La répression contre l’Église nicaraguayenne n’est pas nouvelle. Depuis 2018, plus de 50 religieux ont été expulsés, et au moins 74 ont été emprisonnés. Le Colectivo Nicaragua Nunca Más, une ONG basée au Costa Rica, a rapporté que 35 religieux ont même été privés de leur nationalité. José María Tojeira, porte-parole des jésuites en Amérique centrale, a dénoncé la répression contre la foi chrétienne dans la région : « Je n’ai jamais vu dans la région une persécution aussi systématique à l’encontre de la foi chrétienne », a-t-il affirmé.

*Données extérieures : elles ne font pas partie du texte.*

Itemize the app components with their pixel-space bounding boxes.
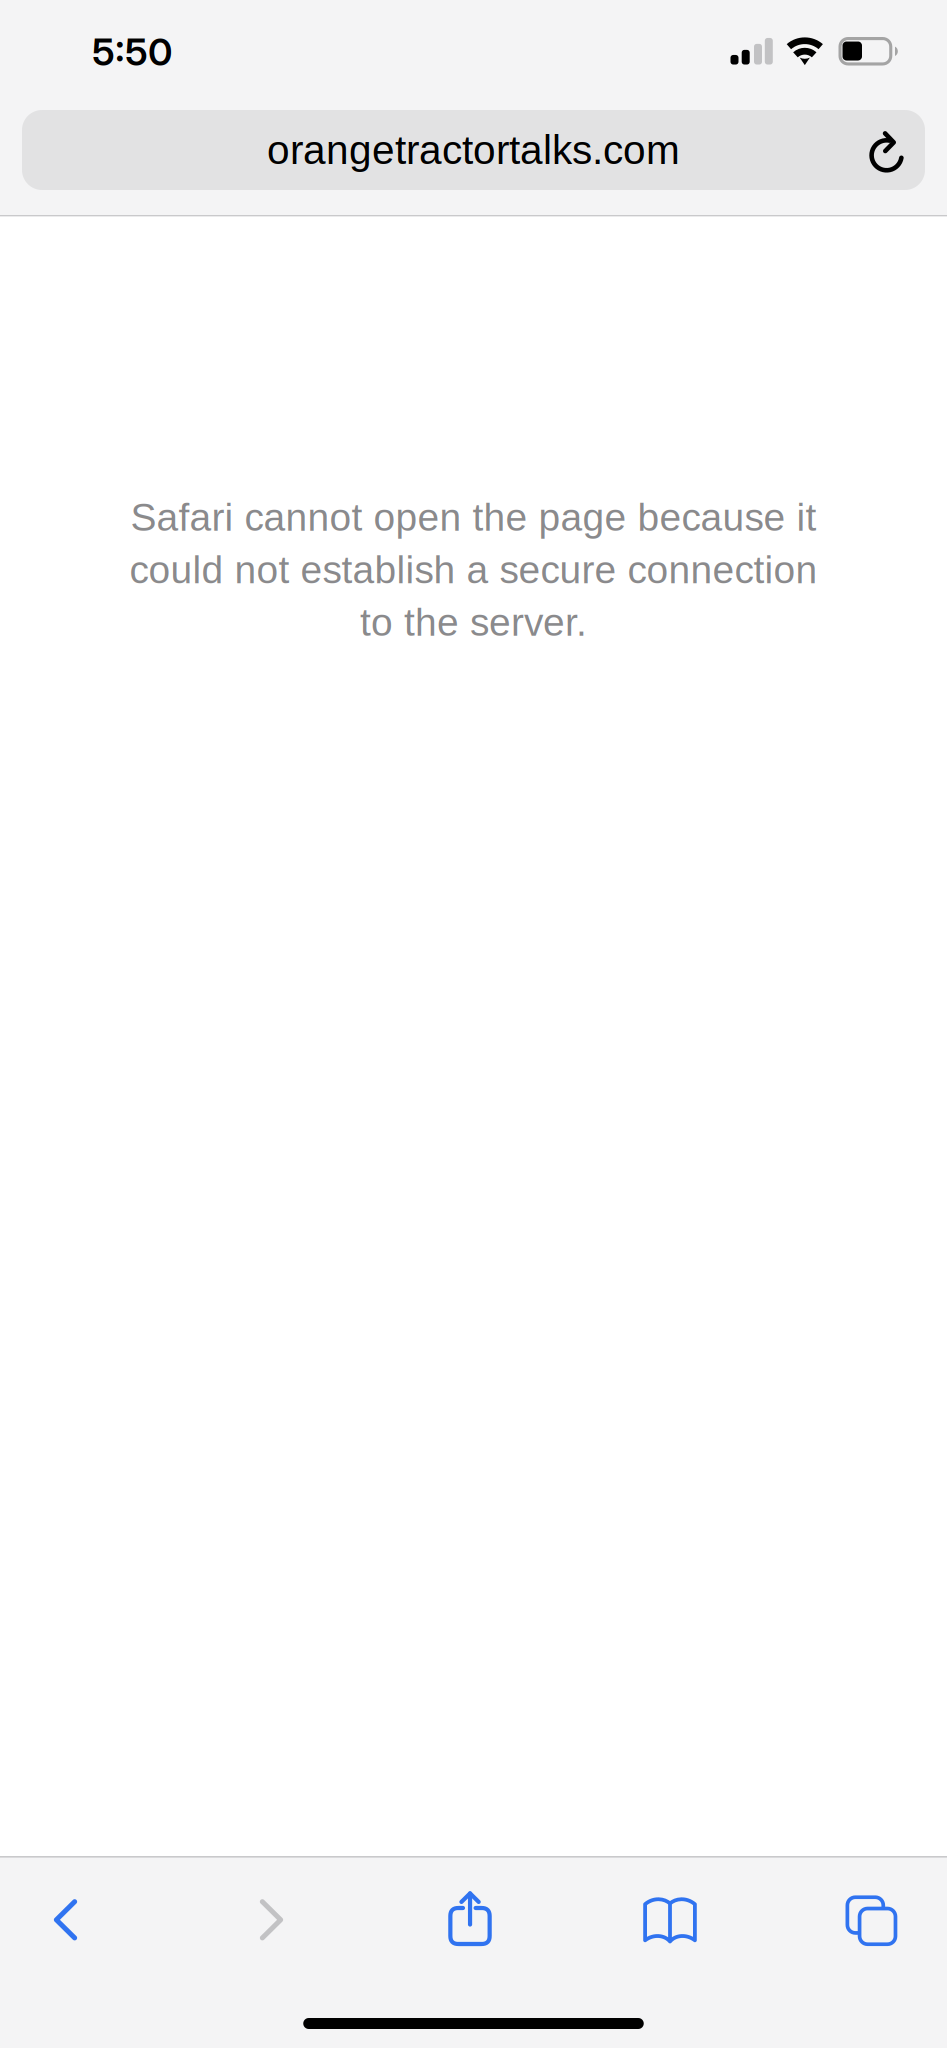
button[interactable]: Tabs: [820, 1858, 920, 1982]
staticText: to the server.: [360, 601, 587, 644]
staticText: Safari cannot open the page because it: [130, 496, 816, 539]
button[interactable]: Bookmarks: [620, 1858, 720, 1982]
staticText: orangetractortalks.com: [267, 127, 680, 173]
staticText: 5:50: [92, 28, 172, 75]
button[interactable]: Forward: [222, 1858, 322, 1982]
button[interactable]: orangetractortalks.com: [22, 110, 925, 190]
button[interactable]: Reload: [847, 110, 925, 190]
button[interactable]: Back: [16, 1858, 116, 1982]
staticText: could not establish a secure connection: [130, 548, 818, 592]
button[interactable]: Share: [420, 1858, 520, 1982]
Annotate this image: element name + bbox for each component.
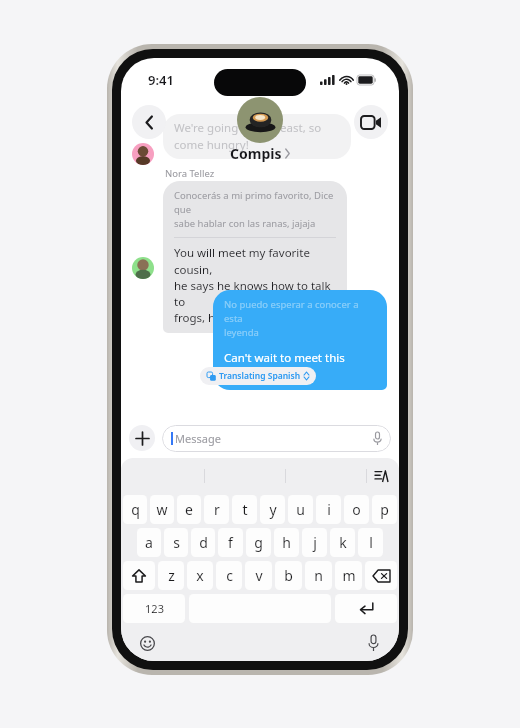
staticText: y [269,500,277,519]
button[interactable]: v [245,561,272,590]
button[interactable]: Formatting options [367,458,395,493]
button[interactable]: b [275,561,302,590]
staticText: n [314,566,323,585]
staticText: t [242,500,248,519]
button[interactable]: Message [162,425,391,452]
button[interactable]: Translating Spanish [200,367,316,385]
button[interactable]: k [330,528,355,557]
button[interactable]: m [335,561,362,590]
button[interactable]: w [150,495,174,524]
staticText: u [296,500,305,519]
button[interactable]: Shift [123,561,155,590]
staticText: z [168,566,175,585]
button[interactable]: l [358,528,383,557]
staticText: m [342,566,356,585]
staticText: l [369,533,373,552]
staticText: r [214,500,220,519]
button[interactable]: f [218,528,243,557]
staticText: s [173,533,180,552]
staticText: Conocerás a mi primo favorito, Dice que … [174,189,336,230]
staticText: e [185,500,193,519]
staticText: q [131,500,140,519]
staticText: Compis [230,144,282,163]
staticText: g [254,533,263,552]
button[interactable]: y [260,495,285,524]
button[interactable]: Add attachment [129,425,155,451]
button[interactable]: Conocerás a mi primo favorito, Dice que … [163,181,347,333]
staticText: w [156,500,168,519]
staticText: Translating Spanish [219,370,301,382]
button[interactable]: d [191,528,215,557]
button[interactable]: j [302,528,327,557]
button[interactable]: Return [335,594,397,623]
staticText: 123 [145,601,164,616]
button[interactable]: Backspace [365,561,397,590]
button[interactable]: i [316,495,341,524]
button[interactable]: z [158,561,184,590]
staticText: j [313,533,317,552]
button[interactable]: h [274,528,299,557]
button[interactable]: e [177,495,201,524]
staticText: We're going to the feast, so come hungry… [174,120,322,152]
button[interactable]: Dictation [362,632,384,654]
button[interactable]: Back [132,105,166,139]
button[interactable]: FaceTime video call [354,105,388,139]
staticText: c [226,566,233,585]
staticText: i [327,500,331,519]
staticText: d [199,533,208,552]
staticText: k [339,533,347,552]
button[interactable]: p [372,495,397,524]
button[interactable]: s [164,528,188,557]
button[interactable]: t [232,495,257,524]
staticText: x [196,566,204,585]
button[interactable]: x [187,561,213,590]
button[interactable]: r [204,495,229,524]
staticText: v [255,566,263,585]
staticText: You will meet my favorite cousin, he say… [174,245,336,325]
button[interactable]: 123 [123,594,185,623]
button[interactable]: No puedo esperar a conocer a esta leyend… [213,290,387,390]
staticText: b [284,566,293,585]
staticText: Can't wait to meet this legend [224,350,376,382]
button[interactable]: q [123,495,147,524]
staticText: a [145,533,153,552]
button[interactable]: u [288,495,313,524]
button[interactable]: Emoji keyboard [136,632,158,654]
button[interactable]: Compis [230,97,290,163]
staticText: Nora Tellez [165,167,215,180]
button[interactable]: a [137,528,161,557]
button[interactable]: n [305,561,332,590]
staticText: 9:41 [148,71,174,89]
staticText: Message [175,431,221,446]
staticText: h [282,533,291,552]
button[interactable]: g [246,528,271,557]
staticText: p [380,500,389,519]
staticText: o [352,500,361,519]
staticText: f [228,533,233,552]
staticText: No puedo esperar a conocer a esta leyend… [224,298,376,339]
button[interactable]: o [344,495,369,524]
button[interactable]: c [216,561,242,590]
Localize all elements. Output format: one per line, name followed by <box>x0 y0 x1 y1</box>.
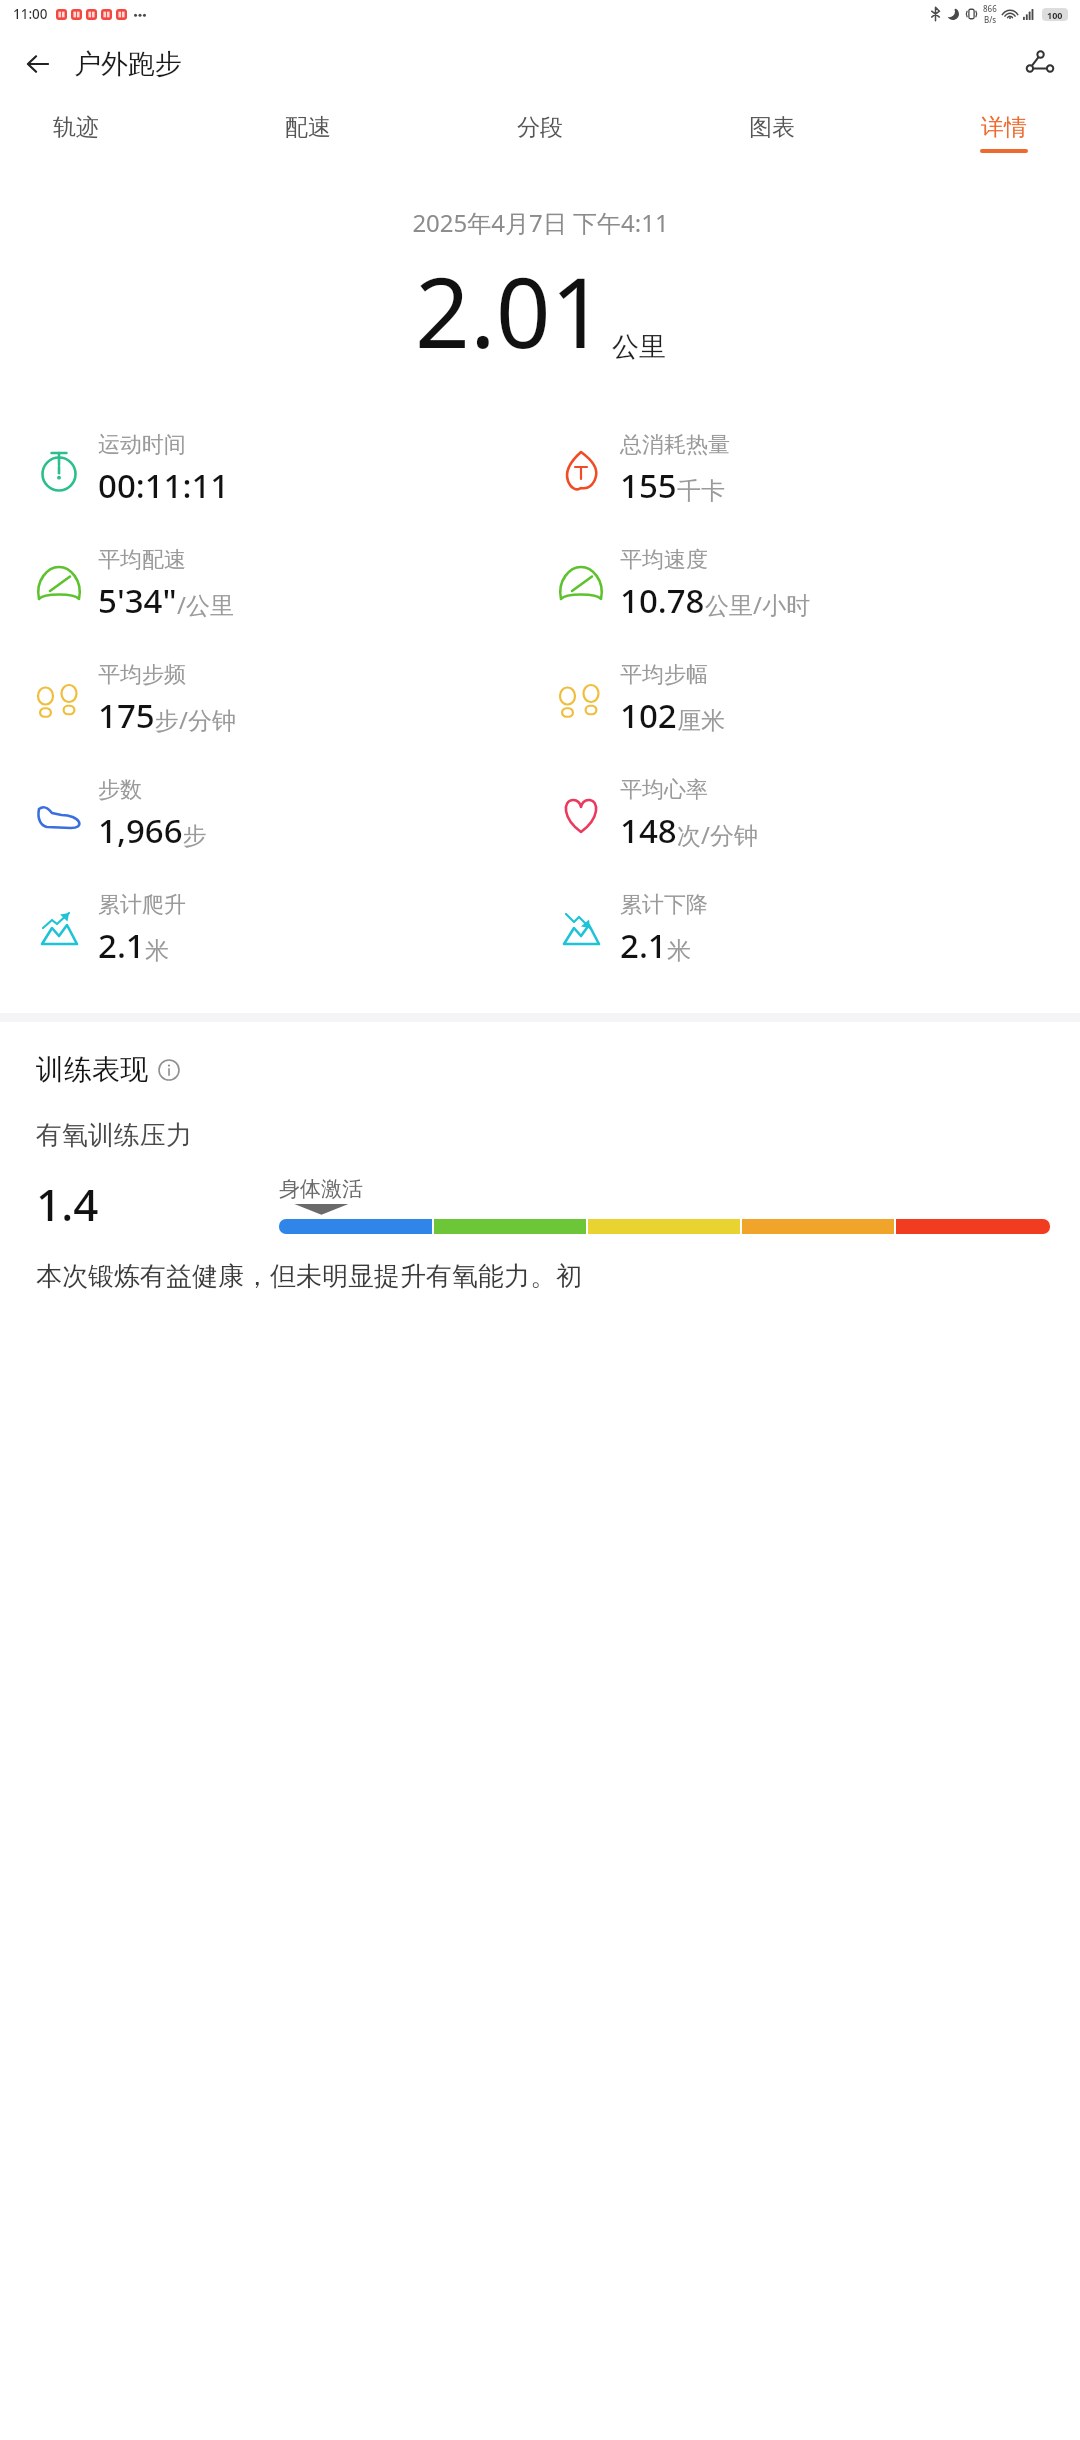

Face à ces persécutions, la Fondation pour la Liberté de Nicaragua a appelé la communauté internationale à dénoncer cette répression et à exiger le respect de la liberté religieuse. L’opposant en exil Lesther Alemán a qualifié l’exil de Monseigneur Herrera de « acte lâche de la dictature contre l’Église », soulignant que « l’exil arbitraire et clandestin de Monseigneur Herrera continue de mettre en lumière la persécution de l’Église catholique par la dictature ».

Cette nouvelle expulsion s’ajoute à une série de répressions qui ont également touché les journalistes, les activistes et les opposants politiques, alors que le gouvernement de Daniel Ortega continue d’étouffer toute forme de dissidence.

Le Conseil des droits de l’homme de l’ONU devrait prochainement présenter son rapport sur la situation au Nicaragua, ce qui met encore davantage en lumière la violence du régime et ses violations des droits humains.